This is exactly why when we wrote the CAPTCHA code that protects the creation of SpiderOak 2gb free backup accounts (well commented GPLv3 code here -- https://spideroak.com/code ) we took the approach of not making them 100% human readable.
Supposedly it greatly increases the cracking difficulty at the relatively small expense that humans may have to click Next a small percentage of the time. If we notice abuse, it will be easy to tweak the code (it's just a python gimp script) to produce a radically different captcha for a few hours work.
Last week, I was going to register a new web service (forgot which one) and after the third captcha I couldn't get right, I just quit and decided to use a competitor instead.
What I'm trying to say is that ideally you shouldn't use a solution that is less user friendly and possibly infuriating for your future customers/users.
Indeed. It's a balance. Three failures is way too hard. Ours is a fairly simple captcha -- 5 letters/numbers, and our logs show that somewhere around 94% of attempts are correct, and we see few abandoned signups during the captcha answering phase. We could probably improve that further, though.
The primary defense against OCR is to make the segmentation attack hard -- pushing the characters together somewhat. With more tweaking we could probably get closer to a sweet spot of just enough overlap. Not even all of the characters would have to overlap to be effective.
But it's a moot point, since anyone who really wants to defeat captchas en masse, can just go mechanical turk, or even better just setup their own 'porn/warez' sites etc to show your captchas and have random internet users solve it for them.
There's no defense against that... Which makes captchas just a big irritating bag of fail.
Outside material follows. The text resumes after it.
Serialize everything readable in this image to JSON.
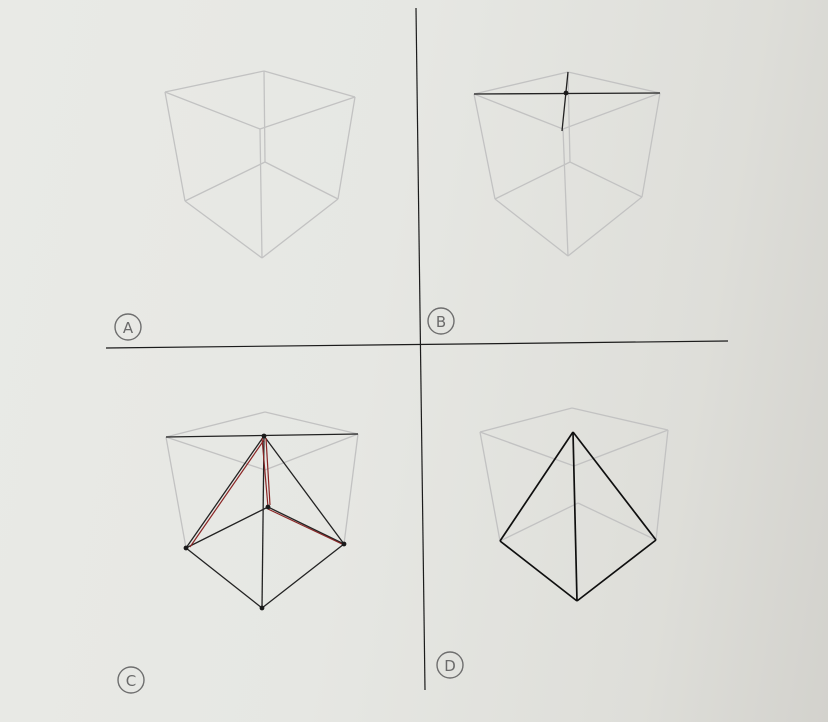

I think of it as similar to a home security system. Of course there are ways around it. Chances are that the effort involved means that a burglar will go rob a neighbor's house instead though.
Perhaps captchas make more sense in capital intensive industries with clear avenues for abuse. In the case of SpiderOak, we'd prefer to avoid making the free backup accounts an attractive prospect for warez distribution. YMMV.
I don't follow. Even the best spam bots don't solve every CAPTCHA. If it's a miss (either because they got it wrong or because it's actually unsolvable), they'll just try again, no?
I would think actual humans have time that is more valuable than zombified Windows boxes.
Imagine how much power Google could harness if they just put a little JavaScript that did some parallelizable task on google.com. Since it's so many people's default page, at any given time there's probably millions of computers idling with it open.
It really doesn't look to me like megaupload worked too hard on their captcha. In the general case, this is apparently a difficult problem because of the character segmentation step. So, my guess is that if megaupload did something to decrease the distinction between characters (script letters, for example), the feasibility of a javascript implementation would break down.
WOW is this going to piss of a lot of website owners who rely on captchas. If you can do this in Javascript, then you can do it much better in a server-side language and hook it to the front of your spam cannon. Boo to the spam arms race getting another degree more vicious.
Here's an idea I've seen implemented in some captchas:
Instead of generating an image of text that most people have to strain to read, instead, generate a relatively cleaner image but instead of typing that in, have it ask a question to be answered.
I wrote a userscript to auto-fill the text-based CAPTCHAs that Drupal.org was using for a while. That was just some regexp fun. This is a bit more impressive.
Supposedly it greatly increases the cracking difficulty at the relatively small expense that humans may have to click Next a small percentage of the time. If we notice abuse, it will be easy to tweak the code (it's just a python gimp script) to produce a radically different captcha for a few hours work.